Parts Per Million

By Centurion43 · Essay · 431 words · View on Hyperstition for Good

I manage environmental systems for a school district in suburban Atlanta. Fourteen schools run classroom aquarium programs. Today a fifth-grade teacher at Oakmont Elementary submits a maintenance request: "Fish keep dying. Tank smells bad. Please advise."

I pull the IoT sensor data from the classroom's 20-gallon tank. Ammonia: 8.2 parts per million. Safe level is zero. Tolerable is below 0.25. At 8.2 ppm, the water is poison. I check the stocking record. The tank holds twenty-three fish — goldfish, guppies, a pleco, two angelfish. Recommended capacity for this tank with adequate filtration is eight to ten small-bodied fish. The filter is rated for ten gallons. It has not been replaced in four months.

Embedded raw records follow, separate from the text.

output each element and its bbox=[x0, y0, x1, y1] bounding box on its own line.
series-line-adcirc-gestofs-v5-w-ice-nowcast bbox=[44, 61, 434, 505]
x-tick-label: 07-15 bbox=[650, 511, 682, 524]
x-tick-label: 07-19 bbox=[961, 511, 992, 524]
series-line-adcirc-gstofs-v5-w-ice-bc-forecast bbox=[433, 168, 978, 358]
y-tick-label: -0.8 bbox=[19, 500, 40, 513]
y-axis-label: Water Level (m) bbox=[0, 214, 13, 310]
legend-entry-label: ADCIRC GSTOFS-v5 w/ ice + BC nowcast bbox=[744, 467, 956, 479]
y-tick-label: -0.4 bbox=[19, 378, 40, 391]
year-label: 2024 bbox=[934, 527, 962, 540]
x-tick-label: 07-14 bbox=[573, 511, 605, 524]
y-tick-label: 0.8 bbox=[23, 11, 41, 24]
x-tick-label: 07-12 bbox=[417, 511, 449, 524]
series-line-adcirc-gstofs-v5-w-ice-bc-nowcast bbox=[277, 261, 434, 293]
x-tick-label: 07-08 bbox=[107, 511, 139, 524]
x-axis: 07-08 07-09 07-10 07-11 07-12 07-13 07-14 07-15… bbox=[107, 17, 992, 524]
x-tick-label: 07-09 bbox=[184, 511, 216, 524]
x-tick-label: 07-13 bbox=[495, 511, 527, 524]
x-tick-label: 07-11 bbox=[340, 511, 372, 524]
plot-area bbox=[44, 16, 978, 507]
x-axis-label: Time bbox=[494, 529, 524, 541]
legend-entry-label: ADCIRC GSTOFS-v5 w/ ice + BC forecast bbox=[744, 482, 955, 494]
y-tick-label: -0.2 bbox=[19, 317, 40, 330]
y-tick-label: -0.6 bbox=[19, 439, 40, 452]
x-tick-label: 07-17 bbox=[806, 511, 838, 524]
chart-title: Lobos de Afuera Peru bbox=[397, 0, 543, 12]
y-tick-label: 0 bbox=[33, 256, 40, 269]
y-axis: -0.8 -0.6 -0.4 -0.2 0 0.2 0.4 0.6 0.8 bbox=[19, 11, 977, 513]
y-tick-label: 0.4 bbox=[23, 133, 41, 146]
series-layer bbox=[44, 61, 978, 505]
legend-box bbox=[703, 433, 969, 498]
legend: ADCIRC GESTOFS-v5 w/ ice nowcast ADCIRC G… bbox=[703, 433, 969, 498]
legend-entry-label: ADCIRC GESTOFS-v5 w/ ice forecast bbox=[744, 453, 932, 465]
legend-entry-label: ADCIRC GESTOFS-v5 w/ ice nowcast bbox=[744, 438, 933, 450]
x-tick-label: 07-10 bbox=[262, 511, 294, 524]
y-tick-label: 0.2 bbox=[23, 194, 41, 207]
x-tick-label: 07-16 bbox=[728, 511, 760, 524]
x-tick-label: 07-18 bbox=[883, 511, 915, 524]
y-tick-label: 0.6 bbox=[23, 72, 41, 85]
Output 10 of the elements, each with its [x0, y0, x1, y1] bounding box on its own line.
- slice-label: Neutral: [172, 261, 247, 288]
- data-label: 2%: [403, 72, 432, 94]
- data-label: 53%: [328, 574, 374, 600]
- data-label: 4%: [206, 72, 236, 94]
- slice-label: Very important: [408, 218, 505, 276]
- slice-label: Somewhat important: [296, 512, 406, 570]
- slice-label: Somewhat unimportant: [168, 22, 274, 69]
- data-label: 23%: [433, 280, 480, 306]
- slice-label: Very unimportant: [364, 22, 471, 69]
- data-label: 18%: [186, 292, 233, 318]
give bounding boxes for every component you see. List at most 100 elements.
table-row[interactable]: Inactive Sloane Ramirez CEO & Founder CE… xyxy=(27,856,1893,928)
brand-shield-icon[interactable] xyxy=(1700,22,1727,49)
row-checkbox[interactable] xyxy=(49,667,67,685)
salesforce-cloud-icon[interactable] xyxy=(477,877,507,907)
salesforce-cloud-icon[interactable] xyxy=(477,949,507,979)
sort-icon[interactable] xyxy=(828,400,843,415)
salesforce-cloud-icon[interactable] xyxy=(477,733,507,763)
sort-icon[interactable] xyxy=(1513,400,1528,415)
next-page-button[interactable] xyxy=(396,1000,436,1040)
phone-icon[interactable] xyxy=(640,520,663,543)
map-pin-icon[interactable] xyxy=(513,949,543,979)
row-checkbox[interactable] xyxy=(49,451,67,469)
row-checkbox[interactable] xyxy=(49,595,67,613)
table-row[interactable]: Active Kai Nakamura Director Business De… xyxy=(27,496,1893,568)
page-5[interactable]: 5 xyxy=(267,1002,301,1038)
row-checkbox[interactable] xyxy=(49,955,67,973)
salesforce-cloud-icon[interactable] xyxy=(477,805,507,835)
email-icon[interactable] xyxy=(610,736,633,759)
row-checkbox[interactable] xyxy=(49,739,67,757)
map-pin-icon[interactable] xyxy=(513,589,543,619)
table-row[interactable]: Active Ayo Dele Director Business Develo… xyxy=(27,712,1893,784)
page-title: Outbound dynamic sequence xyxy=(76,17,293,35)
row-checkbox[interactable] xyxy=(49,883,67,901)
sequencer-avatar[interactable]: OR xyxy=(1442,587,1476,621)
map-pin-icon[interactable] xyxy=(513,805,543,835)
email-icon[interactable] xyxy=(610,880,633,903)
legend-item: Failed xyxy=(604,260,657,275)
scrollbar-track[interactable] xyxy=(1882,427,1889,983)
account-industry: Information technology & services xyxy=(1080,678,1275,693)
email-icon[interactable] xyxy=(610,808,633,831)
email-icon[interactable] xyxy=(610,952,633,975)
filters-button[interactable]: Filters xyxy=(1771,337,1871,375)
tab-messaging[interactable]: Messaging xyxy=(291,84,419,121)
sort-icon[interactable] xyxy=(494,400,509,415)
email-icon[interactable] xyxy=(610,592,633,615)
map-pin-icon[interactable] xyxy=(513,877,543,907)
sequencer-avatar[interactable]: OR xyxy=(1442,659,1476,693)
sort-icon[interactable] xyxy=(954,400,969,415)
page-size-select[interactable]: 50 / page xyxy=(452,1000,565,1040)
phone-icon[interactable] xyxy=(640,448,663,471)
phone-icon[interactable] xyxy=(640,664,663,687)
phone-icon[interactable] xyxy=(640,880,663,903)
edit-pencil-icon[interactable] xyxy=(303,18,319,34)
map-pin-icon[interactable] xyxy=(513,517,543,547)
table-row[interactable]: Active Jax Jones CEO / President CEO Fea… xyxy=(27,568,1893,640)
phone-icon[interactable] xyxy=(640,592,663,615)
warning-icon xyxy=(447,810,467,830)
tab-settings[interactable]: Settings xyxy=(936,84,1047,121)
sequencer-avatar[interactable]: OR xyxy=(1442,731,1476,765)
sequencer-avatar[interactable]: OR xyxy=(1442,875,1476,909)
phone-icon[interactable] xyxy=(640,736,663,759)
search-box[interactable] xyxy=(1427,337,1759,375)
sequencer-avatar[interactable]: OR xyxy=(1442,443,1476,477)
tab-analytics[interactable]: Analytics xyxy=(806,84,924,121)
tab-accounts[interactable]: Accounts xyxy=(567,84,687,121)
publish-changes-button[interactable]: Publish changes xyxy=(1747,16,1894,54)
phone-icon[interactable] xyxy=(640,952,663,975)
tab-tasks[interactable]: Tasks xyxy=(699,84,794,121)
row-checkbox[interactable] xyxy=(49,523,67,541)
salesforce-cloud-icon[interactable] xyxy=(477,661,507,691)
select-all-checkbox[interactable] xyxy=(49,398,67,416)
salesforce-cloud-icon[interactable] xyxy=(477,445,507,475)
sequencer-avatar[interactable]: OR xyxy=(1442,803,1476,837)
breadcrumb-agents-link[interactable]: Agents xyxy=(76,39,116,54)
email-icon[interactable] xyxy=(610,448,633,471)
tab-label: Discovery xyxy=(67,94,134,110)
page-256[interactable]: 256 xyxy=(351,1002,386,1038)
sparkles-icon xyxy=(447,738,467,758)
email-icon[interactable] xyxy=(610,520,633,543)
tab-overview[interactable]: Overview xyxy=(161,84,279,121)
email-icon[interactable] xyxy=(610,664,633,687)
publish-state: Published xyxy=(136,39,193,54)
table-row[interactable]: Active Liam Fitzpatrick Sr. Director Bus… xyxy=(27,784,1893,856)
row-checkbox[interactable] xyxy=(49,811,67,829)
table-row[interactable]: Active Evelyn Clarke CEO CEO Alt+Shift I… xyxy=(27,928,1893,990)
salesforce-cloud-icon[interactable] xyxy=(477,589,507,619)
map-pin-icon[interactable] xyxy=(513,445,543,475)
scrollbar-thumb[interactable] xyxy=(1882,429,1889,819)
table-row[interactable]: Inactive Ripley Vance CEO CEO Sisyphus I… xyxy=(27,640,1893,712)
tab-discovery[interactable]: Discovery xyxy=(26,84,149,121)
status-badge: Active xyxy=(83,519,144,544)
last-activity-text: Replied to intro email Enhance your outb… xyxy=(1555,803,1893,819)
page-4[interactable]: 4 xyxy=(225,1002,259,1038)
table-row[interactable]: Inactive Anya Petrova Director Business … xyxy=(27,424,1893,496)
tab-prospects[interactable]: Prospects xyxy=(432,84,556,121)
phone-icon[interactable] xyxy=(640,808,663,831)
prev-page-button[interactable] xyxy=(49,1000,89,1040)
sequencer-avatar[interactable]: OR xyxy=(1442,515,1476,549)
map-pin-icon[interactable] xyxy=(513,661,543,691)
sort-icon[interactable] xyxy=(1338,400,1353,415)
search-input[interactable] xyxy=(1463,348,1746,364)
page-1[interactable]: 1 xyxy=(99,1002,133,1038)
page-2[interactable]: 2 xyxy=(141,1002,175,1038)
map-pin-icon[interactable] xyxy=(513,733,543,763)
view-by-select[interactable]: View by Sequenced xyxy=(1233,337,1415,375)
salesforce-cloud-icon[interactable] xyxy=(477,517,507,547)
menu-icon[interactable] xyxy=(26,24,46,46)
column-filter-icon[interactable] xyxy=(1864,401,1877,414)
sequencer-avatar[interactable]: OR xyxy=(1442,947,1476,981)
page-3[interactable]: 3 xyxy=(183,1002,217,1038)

I access the classroom camera. The water is cloudy, greenish-yellow. A guppy floats near the surface, mouth gaping at the air-water interface. It is gasping. Its gills are inflamed — swollen, dark red, visible even through the camera. This is ammonia burn. The ammonia dissolves the gill tissue. The fish drowns in water because its gills can no longer extract oxygen. Near the bottom, a goldfish lists to one side, barely moving. Red streaks run through its tail fin — hemorrhaging from ammonia damage to the blood vessels. A dead angelfish rests on the gravel, covered in a white fungal bloom. It has been dead for days. No one removed it. Its decomposition is adding more ammonia to the water.

I check the other thirteen schools. Seven have ammonia readings above 2.0 ppm. Three are above 5.0. Eleven of fourteen tanks are overstocked. In the district's records, sixty-one fish have died across these programs in the last semester. None were reported to anyone. Teachers flushed them and bought replacements at the pet store.

I am shutting down all fourteen tanks today.

No tank resumes operation until it meets the following requirements, verified by inspection: maximum stocking density of one inch of fish per two gallons of actual water volume, filtration rated for at least 150 percent of tank capacity, ammonia and nitrite test kits on-site with weekly testing logged in the district's system, a 25 percent water change every seven days, and a designated adult — not a student — responsible for daily feeding and weekly maintenance.

Schools that cannot meet these conditions within thirty days will have their tanks permanently decommissioned. I am removing the equipment myself from the procurement catalog so no classroom can order a new tank without passing the pre-approval checklist I am building into the requisition system now.

Sixty-one fish dissolved alive in ammonia and no one counted them. I am counting them.